Port of Los Angeles executive director Gene Seroka said authorities tried to get shippers to voluntarily comply with the removal of empty containers before resorting to a fine system.

If the rate structure is implemented, it will result in a charge of $ 100 per container per day for containers transported by truck or ship that have stayed nine days or more.

Containers continuing their train journey have six days to leave the terminal.

The fine system is progressive, increasing by $ 100 per day, which means that a carrier would be billed around $ 45,000 for letting a container sit a month after the deadline.

Gene Seroka, the port’s executive director, said authorities tried to lure shippers in with the carrot before turning to the stick.

“We tried diplomacy,” he said CNBC Tuesday. “We’ve tried collaboration, operations meetings all around, and nothing has moved the needle yet. It’s a last resort and I didn’t want to have to take it, but we’re starting to see some movement.

About 40% of import containers at the terminals have been idling for at least nine days, the Port of Long Beach said in a press release.

Before consumer demand exploded in mid-2020, containers typically stayed at terminals for less than four days.

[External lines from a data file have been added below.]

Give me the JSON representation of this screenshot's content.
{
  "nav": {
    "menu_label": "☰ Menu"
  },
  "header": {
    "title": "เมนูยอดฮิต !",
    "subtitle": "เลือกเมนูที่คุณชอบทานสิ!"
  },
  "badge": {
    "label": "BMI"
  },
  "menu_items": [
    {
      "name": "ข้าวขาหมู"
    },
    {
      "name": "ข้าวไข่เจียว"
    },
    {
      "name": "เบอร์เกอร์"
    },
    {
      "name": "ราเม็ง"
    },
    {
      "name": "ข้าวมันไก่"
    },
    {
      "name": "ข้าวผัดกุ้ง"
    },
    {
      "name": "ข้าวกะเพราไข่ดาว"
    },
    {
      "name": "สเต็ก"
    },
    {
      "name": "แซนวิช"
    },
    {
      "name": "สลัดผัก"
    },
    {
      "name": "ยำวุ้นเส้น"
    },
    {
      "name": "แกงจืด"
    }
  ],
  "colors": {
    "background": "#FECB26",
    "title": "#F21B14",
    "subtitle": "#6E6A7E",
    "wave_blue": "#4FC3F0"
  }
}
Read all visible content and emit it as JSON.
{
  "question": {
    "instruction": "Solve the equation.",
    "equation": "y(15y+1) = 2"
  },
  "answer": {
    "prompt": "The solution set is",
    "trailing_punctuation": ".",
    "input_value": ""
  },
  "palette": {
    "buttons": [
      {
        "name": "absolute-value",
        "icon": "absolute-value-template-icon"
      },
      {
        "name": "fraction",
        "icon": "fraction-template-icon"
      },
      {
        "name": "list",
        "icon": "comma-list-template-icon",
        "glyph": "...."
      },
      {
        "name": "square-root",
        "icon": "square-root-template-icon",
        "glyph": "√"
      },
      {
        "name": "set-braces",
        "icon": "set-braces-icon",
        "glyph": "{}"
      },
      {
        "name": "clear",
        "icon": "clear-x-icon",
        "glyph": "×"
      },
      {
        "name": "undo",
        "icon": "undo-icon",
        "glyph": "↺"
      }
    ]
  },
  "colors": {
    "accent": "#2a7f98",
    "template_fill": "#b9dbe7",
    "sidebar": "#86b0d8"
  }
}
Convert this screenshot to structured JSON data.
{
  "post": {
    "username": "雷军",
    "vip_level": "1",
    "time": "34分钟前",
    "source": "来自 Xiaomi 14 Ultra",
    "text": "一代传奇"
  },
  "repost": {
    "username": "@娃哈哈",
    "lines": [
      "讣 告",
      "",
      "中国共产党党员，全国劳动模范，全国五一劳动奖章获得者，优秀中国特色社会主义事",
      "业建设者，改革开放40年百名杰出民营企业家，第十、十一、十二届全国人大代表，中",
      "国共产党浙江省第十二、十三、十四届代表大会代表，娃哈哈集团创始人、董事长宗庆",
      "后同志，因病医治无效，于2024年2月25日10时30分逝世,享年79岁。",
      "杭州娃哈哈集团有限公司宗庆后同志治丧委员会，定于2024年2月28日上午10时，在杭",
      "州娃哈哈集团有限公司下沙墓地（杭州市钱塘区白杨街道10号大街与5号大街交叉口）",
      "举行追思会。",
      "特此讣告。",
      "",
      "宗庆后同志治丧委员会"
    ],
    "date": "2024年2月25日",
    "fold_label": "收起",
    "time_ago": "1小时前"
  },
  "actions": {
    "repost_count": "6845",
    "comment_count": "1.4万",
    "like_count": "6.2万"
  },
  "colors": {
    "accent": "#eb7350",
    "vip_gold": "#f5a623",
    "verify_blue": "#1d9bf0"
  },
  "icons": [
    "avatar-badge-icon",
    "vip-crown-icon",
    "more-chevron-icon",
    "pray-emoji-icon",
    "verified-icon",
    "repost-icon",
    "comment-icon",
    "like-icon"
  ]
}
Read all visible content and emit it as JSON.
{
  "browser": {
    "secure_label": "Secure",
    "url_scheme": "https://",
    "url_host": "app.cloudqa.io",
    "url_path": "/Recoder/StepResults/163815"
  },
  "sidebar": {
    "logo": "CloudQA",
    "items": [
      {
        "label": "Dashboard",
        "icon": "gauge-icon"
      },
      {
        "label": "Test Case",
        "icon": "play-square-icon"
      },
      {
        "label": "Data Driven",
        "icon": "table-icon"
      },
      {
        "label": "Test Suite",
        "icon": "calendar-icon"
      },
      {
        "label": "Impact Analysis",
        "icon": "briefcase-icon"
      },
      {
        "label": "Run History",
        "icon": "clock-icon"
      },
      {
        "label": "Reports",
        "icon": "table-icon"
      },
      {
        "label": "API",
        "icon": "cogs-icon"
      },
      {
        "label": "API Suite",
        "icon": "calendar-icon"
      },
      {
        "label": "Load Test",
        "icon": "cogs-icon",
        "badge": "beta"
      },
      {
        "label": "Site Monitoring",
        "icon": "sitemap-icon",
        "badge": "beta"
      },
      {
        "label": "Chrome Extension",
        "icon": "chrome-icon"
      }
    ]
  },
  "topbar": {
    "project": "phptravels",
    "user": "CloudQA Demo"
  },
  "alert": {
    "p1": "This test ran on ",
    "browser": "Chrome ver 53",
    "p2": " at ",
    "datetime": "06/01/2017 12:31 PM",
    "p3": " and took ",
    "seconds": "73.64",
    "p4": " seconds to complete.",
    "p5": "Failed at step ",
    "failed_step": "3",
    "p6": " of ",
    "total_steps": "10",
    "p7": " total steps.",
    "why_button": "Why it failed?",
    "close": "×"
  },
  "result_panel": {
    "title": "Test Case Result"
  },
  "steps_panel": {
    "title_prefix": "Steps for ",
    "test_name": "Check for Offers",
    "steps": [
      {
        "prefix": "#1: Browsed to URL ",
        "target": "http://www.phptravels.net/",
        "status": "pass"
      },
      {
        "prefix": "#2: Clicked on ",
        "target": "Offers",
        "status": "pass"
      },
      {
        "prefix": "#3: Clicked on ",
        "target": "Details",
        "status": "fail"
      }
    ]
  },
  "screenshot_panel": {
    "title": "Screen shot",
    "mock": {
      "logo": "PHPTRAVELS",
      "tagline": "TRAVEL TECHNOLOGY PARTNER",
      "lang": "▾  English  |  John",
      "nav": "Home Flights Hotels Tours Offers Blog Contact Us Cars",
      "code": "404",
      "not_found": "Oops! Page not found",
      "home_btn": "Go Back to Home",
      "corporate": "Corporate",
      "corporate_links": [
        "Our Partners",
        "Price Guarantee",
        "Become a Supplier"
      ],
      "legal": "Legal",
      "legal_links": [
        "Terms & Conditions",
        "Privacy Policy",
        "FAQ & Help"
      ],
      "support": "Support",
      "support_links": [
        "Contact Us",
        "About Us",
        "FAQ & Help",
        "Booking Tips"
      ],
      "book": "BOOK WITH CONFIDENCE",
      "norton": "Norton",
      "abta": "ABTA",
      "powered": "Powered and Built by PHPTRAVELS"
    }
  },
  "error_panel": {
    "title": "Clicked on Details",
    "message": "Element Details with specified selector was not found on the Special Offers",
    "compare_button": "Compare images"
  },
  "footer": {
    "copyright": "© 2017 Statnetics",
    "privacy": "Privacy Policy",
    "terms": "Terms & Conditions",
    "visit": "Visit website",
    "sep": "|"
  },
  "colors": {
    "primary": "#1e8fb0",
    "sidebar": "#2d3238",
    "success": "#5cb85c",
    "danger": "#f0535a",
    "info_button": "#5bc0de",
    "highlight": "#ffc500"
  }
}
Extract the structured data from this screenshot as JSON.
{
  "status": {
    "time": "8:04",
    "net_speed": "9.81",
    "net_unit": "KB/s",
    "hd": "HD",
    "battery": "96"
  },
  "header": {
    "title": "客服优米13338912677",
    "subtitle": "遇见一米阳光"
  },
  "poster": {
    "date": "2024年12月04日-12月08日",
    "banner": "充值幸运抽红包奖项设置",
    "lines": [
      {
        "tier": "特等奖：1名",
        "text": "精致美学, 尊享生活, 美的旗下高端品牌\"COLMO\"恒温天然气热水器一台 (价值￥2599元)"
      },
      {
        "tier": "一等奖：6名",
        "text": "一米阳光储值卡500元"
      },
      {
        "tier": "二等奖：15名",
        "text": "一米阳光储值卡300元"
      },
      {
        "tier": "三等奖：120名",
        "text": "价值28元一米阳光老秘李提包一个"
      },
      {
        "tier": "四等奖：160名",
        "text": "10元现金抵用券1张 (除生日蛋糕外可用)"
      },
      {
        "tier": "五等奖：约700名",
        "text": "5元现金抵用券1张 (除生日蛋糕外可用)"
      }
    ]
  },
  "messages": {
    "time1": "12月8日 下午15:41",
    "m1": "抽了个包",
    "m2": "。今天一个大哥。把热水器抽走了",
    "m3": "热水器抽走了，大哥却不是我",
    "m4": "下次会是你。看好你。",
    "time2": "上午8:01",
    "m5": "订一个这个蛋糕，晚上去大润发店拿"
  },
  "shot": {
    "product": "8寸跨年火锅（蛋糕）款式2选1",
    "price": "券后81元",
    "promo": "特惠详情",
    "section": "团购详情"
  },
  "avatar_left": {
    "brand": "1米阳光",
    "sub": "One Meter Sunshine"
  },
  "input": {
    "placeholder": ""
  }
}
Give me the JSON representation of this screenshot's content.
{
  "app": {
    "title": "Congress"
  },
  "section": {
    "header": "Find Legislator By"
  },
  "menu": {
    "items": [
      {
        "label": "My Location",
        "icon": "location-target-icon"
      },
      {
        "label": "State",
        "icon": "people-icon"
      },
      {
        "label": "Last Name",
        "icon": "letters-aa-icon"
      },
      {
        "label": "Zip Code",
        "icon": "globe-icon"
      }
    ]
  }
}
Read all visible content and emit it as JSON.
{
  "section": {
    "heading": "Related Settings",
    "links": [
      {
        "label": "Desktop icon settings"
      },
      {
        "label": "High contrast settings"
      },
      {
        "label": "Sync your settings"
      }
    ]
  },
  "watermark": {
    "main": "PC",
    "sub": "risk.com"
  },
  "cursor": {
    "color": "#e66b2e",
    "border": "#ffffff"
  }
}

All money raised through the fees will be spent on programs to help the port operate more efficiently and cope with the impacts of congestion, according to the press release.

“Our goal with this program is not to generate income,” said Los Angeles Harbor Commission Chairman Jaime Lee. “Instead, we need our supply chain partners to make operational changes that will reduce dwell times, clear our terminals and make room for ships waiting to enter our port.”

Transportation Secretary Pete Buttigieg (right) told Fox News' Chris Wallace (left) on Sunday that supply chain challenges will continue until the COVID-19 pandemic is over

Transportation Secretary Pete Buttigieg (right) told Fox News’ Chris Wallace (left) on Sunday that supply chain challenges will continue until the COVID-19 pandemic is over

The nearly empty shelves of the New York drugstore and convenience store are seen on October 26

The nearly empty shelves of the New York drugstore and convenience store are seen on October 26

There were 73 container ships at anchor in the ports of Los Angeles and Long Beach on Monday

There were 73 container ships at anchor in the ports of Los Angeles and Long Beach on Monday

Transportation Secretary Pete Buttigieg said on Sunday that the supply chain crisis will continue at least until the end of the COVID-19 pandemic amid fears of shortages ahead of the winter recess.

“There will definitely continue to be problems, especially as long as the pandemic continues,” Buttigieg said Fox News Sunday.

“If you have, for example, the third largest container port in the world in China that is closing due to a COVID outbreak in late summer, you will feel like in the fall here on the West Coast.”

He said that if politicians, ports and industry leaders take all the necessary steps to tackle the supply crisis, it will take time to catch up, especially as the appetite of consumers grows. consumers for imported products increases.

“… If we are serious about seeing all of this disruption end, we have to end the pandemic,” he said. It is the goal to get everyone vaccinated.